Non-speaking characters are Aardman’s greatest strength. When you think of their back catalogue, the characters most fondly remembered for being a heart-swelling combination of funny, charming and just-so-cute-they-make-you-cry are the Gromits, the Shaun the Sheeps and the Feathers McGraws of the universe. Hognob joins that illustrious list.
It’s testament to the gifted animators responsible for bringing Aardman’s characters to life that this is the case. They’re unrivalled when it comes to building charm into a simple mouth movement, hand action or, in the case of Early Man especially, teeth. Dug’s goofy, gappy gnashers are simultaneously hilarious and endearing. And then there’s the attention to detail paid to background characters. Dinosaurs, giant critters, crocodiles-as-clothes-pegs and a massive man-eating mallard are among the plasticine delights on display.
Voice talent, meanwhile, is everything in a film like this in order to fulfil the speaking characters’ potential. Some animated films seem to make their casting decisions based on the biggest names they can secure rather than what the best voice performance for the role might be. Aardman rarely fails to put a foot wrong in this area, picking the right voice choice ahead of other considerations. That’s not to say they don’t secure big stars. Quite the contrary – Asgard’s God of Mischief himself, Tom Hiddleston; Game of Thrones star Maisie Williams; and Fantastic Beasts actor Eddie Redmayne pick up the main roles in Early Man.
But all three do a standout job, even if Maisie Williams’ curious quasi-Norwegian accent is all over the place. Of course, that doesn’t really matter, aside from potentially distracting you as you attempt to place it. It’s Hiddleston and his ‘Allo ‘Allo-style French accent that steals the spotlight when it comes to human characters, though. He’s the villain of the piece, naturally – this is Loki after all.

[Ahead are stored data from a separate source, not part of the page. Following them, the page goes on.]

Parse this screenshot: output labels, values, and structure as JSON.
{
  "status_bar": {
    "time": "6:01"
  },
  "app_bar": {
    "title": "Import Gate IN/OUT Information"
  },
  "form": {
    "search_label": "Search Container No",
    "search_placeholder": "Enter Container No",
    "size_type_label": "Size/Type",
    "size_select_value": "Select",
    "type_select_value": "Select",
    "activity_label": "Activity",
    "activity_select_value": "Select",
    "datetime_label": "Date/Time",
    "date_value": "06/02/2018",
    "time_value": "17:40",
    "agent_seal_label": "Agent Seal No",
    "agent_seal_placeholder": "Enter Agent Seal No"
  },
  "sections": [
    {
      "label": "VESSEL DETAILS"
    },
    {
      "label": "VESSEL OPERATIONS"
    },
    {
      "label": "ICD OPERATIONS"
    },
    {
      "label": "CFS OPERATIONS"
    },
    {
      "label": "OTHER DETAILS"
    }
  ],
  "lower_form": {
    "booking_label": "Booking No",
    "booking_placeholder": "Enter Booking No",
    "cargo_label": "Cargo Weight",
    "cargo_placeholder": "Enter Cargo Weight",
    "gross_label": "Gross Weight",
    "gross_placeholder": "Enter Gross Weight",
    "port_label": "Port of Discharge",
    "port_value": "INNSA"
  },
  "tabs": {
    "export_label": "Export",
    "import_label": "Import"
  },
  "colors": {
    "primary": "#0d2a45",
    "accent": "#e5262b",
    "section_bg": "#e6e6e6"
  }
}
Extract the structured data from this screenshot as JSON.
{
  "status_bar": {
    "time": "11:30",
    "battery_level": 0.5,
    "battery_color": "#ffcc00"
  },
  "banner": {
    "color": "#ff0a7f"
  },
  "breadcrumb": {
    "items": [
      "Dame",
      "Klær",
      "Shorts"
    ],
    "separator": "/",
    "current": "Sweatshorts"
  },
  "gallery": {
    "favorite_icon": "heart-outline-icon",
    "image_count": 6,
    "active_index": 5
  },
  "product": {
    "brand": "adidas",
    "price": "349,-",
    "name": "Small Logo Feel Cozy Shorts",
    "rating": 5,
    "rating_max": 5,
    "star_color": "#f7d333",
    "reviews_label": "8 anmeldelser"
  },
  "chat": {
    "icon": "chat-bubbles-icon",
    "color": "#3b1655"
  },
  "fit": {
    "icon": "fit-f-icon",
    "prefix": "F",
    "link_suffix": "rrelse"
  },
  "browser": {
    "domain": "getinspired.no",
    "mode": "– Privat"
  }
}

Equally important is the casting in the supporting roles. Dug’s clan of Stone-Age villagers is made up of characters with names such as Treebor, Barry and Asbo and British acting talent including Richard Ayoade, Mark Williams, Johnny Vegas and Timothy Spall. Delivering a range of regional British accents, they’re the key to keeping the audience engaged in the story, especially when a joke creeps into the script you’ve heard a thousand times before or at points where the story might otherwise sag.
Where It Falls Short
Less successful aspects of Early Man include the humour. It’s hit and miss, swinging wildly between smart lines and references, or cleverly realised segments, and lazy, hackneyed gags.

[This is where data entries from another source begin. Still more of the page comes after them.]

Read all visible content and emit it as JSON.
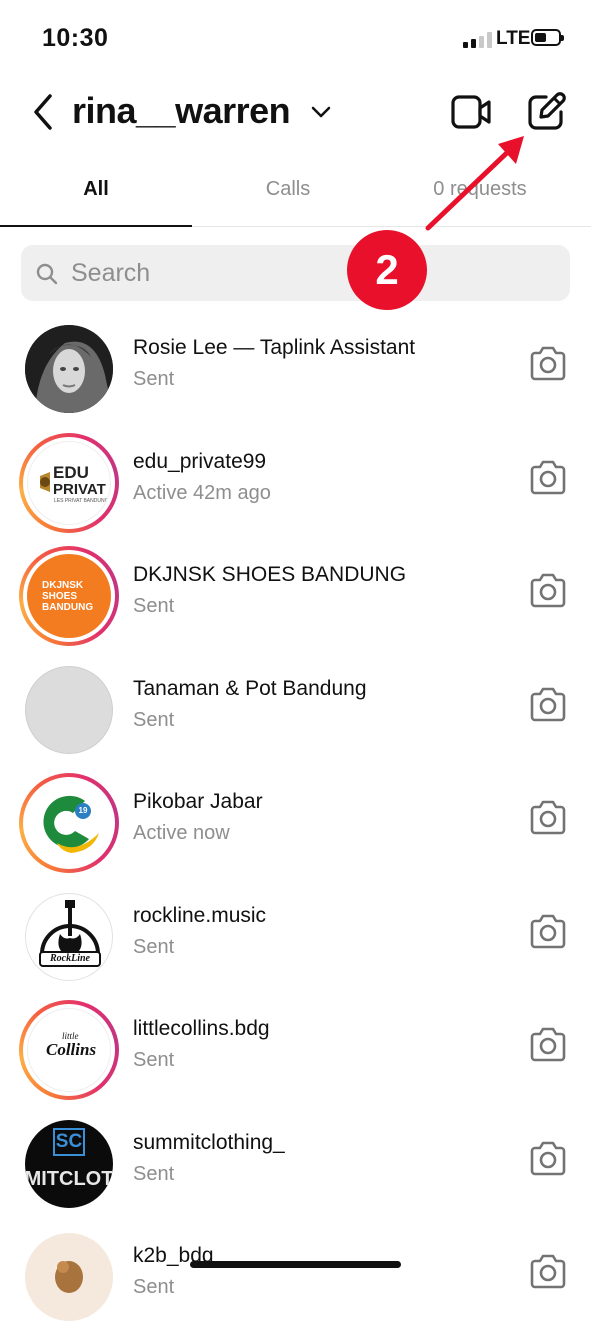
{
  "status_bar": {
    "time": "10:30",
    "network": "LTE"
  },
  "header": {
    "username": "rina__warren"
  },
  "tabs": [
    {
      "label": "All",
      "active": true
    },
    {
      "label": "Calls",
      "active": false
    },
    {
      "label": "0 requests",
      "active": false
    }
  ],
  "search": {
    "placeholder": "Search",
    "value": ""
  },
  "conversations": [
    {
      "name": "Rosie Lee — Taplink Assistant",
      "status": "Sent",
      "story_ring": false
    },
    {
      "name": "edu_private99",
      "status": "Active 42m ago",
      "story_ring": true,
      "avatar_text": [
        "EDU",
        "PRIVAT",
        "LES PRIVAT BANDUNG"
      ]
    },
    {
      "name": "DKJNSK SHOES BANDUNG",
      "status": "Sent",
      "story_ring": true,
      "avatar_text": [
        "DKJNSK",
        "SHOES",
        "BANDUNG"
      ]
    },
    {
      "name": "Tanaman & Pot Bandung",
      "status": "Sent",
      "story_ring": false
    },
    {
      "name": "Pikobar Jabar",
      "status": "Active now",
      "story_ring": true,
      "avatar_text": [
        "19"
      ]
    },
    {
      "name": "rockline.music",
      "status": "Sent",
      "story_ring": false,
      "avatar_text": [
        "RockLine"
      ]
    },
    {
      "name": "littlecollins.bdg",
      "status": "Sent",
      "story_ring": true,
      "avatar_text": [
        "little",
        "Collins"
      ]
    },
    {
      "name": "summitclothing_",
      "status": "Sent",
      "story_ring": false,
      "avatar_text": [
        "SC",
        "MITCLOT"
      ]
    },
    {
      "name": "k2b_bdg",
      "status": "Sent",
      "story_ring": false
    }
  ],
  "annotation": {
    "step": "2"
  },
  "colors": {
    "annotation_red": "#e8102a",
    "secondary_text": "#8e8e8e",
    "search_bg": "#efefef"
  }
}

There’s also the matter of the footy storyline – it follows an oft-repeated formula which may well leave you counting down the minutes to the end of the film, since you know how it’s all going to play out. On top of that, some of the football talk feels forced and may make you cringe — like so many soccer films before it. It does give Park the opportunity, however, to stuff his film full of football Easter Eggs, referencing Peter Crouch’s famous robot goal celebration and the iconic vuvuzela for starters.
Nevertheless, you do find yourself genuinely willing the Stone Age brutes to win; a victory of pacing and characterisation on Park’s part. Early Man isn’t up there with the Wallace and Gromit films and falls short of the Shaun the Sheep Movie but it’s probably on a par with Chicken Run.
Is Early Man Good?
Full of characteristic Aardman touches and flourishes, Early Man is at its best when concentrating on bringing its quirky, eccentric characters to life through charming animation and inspired voice casting.
It falls down when it relies a little too heavily on stale gags and its insistence on focusing on the sports drama aspect since it plays out with too-familiar an arc. It’s in danger at points of losing the interest of the audience. Thankfully, its more inventive moments bring us back round making Early Man a worthy addition to the Aardman stable.
Early Man hits screens in the UK on January 26 and in the US on February 16.